Naquele milésimo de segundo ao vê-la cair no chão da sala pensei que fosse desmaiar no milésimo seguinte. Porém meu senso prático falou mais alto que a minha boba emoção desencadeada pela neurose de uma desconhecida que levei para minha casa sem saber ao menos nenhum dos seus antecedentes. Queda de pressão havia sido a culpada, contraditória à minha pressão alta, chegava a ser cômico, dois extremos juntos no mesmo metro quadrado.
Dependente como um alcoólatra, estava prestes a morrer por excesso de Maria das Lurdes. Tentava criar uma aversão à sua figura, quanto mais insistentes fossem minhas frustradas tentativas, mais próxima dela ficava. Pensei em criar um grupo de ajuda, como os alcoólicos anônimos, grupo de apoio aos obcecados por desconhecidos (nome adepto a mudanças, não soa bem, lembrar de pensar em algo). Lá, pessoas como eu, iriam encontrar ajuda, se identificar com os casos alheios e passar o seu tempo com outro passa tempo.
20 de junho, a famosa Mercedes voltou tomá-la de mim cada vez mais comumente. Sua cor, suas rodas, seu retrovisor e sua placa haviam mudado, porém a certeza de que era o mesmo carro para mim era absoluta. Apesar da sua presença física cada vez mais escassa, nunca mais havia sentido sua real companhia, apenas sua falta, o relógio cronometrava os dias que faltavam para o seu físico acompanhar a sua alma. Quando o sol vinha me avisar do outro dia pensava nas palavras certas para lhe dizer, dizer para não ir, para não levar em consideração as minhas críticas, arrogâncias, que tudo aquilo era causado pelo carinho materno que surgiu desprevenido por ela e pelo bebê. Cada noite me gritava na janela minha covardia, e naquela noite filmaria Lurdes entrar naquela Mercedes com o seu Glamour decadente habitual, seu cigarro já no fim sendo pisado pelos seus finos saltos. Deixei de ser fumante passiva naquele dia 30 de junho.
Havia me deixado um par de brincos e um doce bilhete: “Para você os brincos de pérola, herança da minha mãe, e a melhor parte de mim, parte que você fez ressurgir por algum tempo. Estou de viagem, nada de lágrimas, não mereço a vida de ninguém, nem sequer a minha, viajo e não volto nunca mais para esta terra, partirei de vez hoje de madrugada, partirei sem esperança de volta. Obrigada e me perdoe.”
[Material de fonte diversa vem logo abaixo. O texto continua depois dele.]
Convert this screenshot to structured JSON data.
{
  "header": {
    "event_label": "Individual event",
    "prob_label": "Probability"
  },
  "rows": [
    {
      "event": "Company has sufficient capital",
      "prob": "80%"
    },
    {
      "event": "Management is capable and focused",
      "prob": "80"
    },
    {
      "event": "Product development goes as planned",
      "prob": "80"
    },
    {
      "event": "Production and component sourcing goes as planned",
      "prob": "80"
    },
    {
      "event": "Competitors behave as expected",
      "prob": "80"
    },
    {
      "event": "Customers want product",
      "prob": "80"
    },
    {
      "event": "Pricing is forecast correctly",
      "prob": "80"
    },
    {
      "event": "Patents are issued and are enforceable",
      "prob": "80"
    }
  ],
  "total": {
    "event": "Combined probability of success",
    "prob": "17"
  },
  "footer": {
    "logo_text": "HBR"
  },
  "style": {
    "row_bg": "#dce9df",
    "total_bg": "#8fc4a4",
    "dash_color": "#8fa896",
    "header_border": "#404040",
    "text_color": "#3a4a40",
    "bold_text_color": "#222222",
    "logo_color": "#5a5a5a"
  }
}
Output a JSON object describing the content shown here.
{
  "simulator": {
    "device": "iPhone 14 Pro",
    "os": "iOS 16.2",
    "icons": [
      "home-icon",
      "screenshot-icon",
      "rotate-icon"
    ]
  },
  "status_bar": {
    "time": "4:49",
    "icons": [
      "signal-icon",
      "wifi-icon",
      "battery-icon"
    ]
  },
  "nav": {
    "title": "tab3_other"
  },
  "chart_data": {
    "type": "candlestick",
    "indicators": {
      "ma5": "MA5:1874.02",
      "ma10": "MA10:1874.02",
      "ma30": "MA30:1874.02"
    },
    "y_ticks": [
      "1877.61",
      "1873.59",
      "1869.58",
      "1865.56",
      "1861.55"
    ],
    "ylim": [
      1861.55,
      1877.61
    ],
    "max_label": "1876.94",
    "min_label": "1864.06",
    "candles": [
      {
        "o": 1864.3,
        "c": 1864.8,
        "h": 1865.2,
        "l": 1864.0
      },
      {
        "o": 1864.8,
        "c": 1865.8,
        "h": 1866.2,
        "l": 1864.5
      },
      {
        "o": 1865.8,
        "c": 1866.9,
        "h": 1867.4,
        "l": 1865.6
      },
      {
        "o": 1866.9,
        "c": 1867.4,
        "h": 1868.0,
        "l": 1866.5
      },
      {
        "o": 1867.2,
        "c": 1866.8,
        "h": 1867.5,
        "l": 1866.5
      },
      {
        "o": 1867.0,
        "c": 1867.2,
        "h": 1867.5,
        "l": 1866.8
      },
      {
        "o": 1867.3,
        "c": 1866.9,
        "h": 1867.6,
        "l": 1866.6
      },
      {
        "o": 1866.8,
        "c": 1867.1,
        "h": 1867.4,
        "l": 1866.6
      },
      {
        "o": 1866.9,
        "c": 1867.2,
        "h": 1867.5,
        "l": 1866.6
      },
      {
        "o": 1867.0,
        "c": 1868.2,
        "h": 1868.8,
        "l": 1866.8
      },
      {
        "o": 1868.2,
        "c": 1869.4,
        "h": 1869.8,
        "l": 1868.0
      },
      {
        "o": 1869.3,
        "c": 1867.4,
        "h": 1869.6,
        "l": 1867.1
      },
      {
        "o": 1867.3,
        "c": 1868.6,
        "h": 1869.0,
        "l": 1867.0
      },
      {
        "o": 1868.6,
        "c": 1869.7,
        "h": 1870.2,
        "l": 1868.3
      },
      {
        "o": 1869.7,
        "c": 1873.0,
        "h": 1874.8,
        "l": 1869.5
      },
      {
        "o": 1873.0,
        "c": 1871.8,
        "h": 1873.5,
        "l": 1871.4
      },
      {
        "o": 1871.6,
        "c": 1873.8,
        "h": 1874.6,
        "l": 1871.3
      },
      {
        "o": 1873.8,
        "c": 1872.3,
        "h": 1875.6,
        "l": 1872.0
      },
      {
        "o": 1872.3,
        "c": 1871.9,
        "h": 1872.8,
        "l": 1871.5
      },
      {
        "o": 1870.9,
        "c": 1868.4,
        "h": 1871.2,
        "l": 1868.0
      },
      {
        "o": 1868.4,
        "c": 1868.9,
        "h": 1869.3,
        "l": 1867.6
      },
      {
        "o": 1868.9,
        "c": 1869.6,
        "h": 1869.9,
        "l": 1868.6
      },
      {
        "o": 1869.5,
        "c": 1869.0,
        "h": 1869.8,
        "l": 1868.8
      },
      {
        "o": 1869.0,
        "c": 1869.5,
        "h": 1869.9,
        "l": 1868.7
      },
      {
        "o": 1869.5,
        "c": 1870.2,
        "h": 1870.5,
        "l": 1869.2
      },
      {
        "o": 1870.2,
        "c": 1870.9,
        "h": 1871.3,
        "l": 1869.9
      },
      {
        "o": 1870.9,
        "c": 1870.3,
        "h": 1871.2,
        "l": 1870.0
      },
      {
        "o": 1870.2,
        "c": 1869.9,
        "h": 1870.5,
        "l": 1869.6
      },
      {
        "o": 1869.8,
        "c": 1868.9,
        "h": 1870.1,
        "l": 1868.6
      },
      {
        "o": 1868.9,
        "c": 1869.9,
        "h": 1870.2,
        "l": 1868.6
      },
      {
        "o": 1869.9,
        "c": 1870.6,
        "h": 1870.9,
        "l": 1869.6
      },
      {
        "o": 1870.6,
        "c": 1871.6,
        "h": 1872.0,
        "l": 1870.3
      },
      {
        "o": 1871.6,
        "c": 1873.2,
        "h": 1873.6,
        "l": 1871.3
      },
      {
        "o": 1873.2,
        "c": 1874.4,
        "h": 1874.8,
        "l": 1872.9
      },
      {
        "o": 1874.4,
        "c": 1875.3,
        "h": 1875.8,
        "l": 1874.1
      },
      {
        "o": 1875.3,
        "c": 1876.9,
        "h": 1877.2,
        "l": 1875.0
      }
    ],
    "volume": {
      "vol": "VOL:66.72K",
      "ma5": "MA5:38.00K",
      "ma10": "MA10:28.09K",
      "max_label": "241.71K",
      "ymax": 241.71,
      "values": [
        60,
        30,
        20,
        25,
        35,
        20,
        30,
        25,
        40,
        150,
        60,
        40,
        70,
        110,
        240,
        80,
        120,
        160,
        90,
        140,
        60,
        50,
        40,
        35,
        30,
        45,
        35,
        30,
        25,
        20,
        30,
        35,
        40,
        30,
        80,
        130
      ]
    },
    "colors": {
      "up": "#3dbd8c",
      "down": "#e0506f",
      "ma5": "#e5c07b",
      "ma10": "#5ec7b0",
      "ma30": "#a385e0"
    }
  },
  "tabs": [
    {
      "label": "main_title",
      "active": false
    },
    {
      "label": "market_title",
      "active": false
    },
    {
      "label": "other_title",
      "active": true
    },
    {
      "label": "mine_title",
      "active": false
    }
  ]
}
Seu destino é a minha imaginação. Seu destino são meus dedos enrugados a digitar atentamente tudo que queria que acontecesse. O dono da Mercedes era o seu resquício de amor que veio lhe salvar? Ou seria ele um traficante de armas invisível? Estaria ela agora brincando com seu lindo menino num parque estadual qualquer? Ou estaria a sete palmos do chão? Está apenas cravada na minha carcaça e na minha alma, apenas isso posso lhes confirmar.

28 outubro, 2009

Em pressão... (Parte 2)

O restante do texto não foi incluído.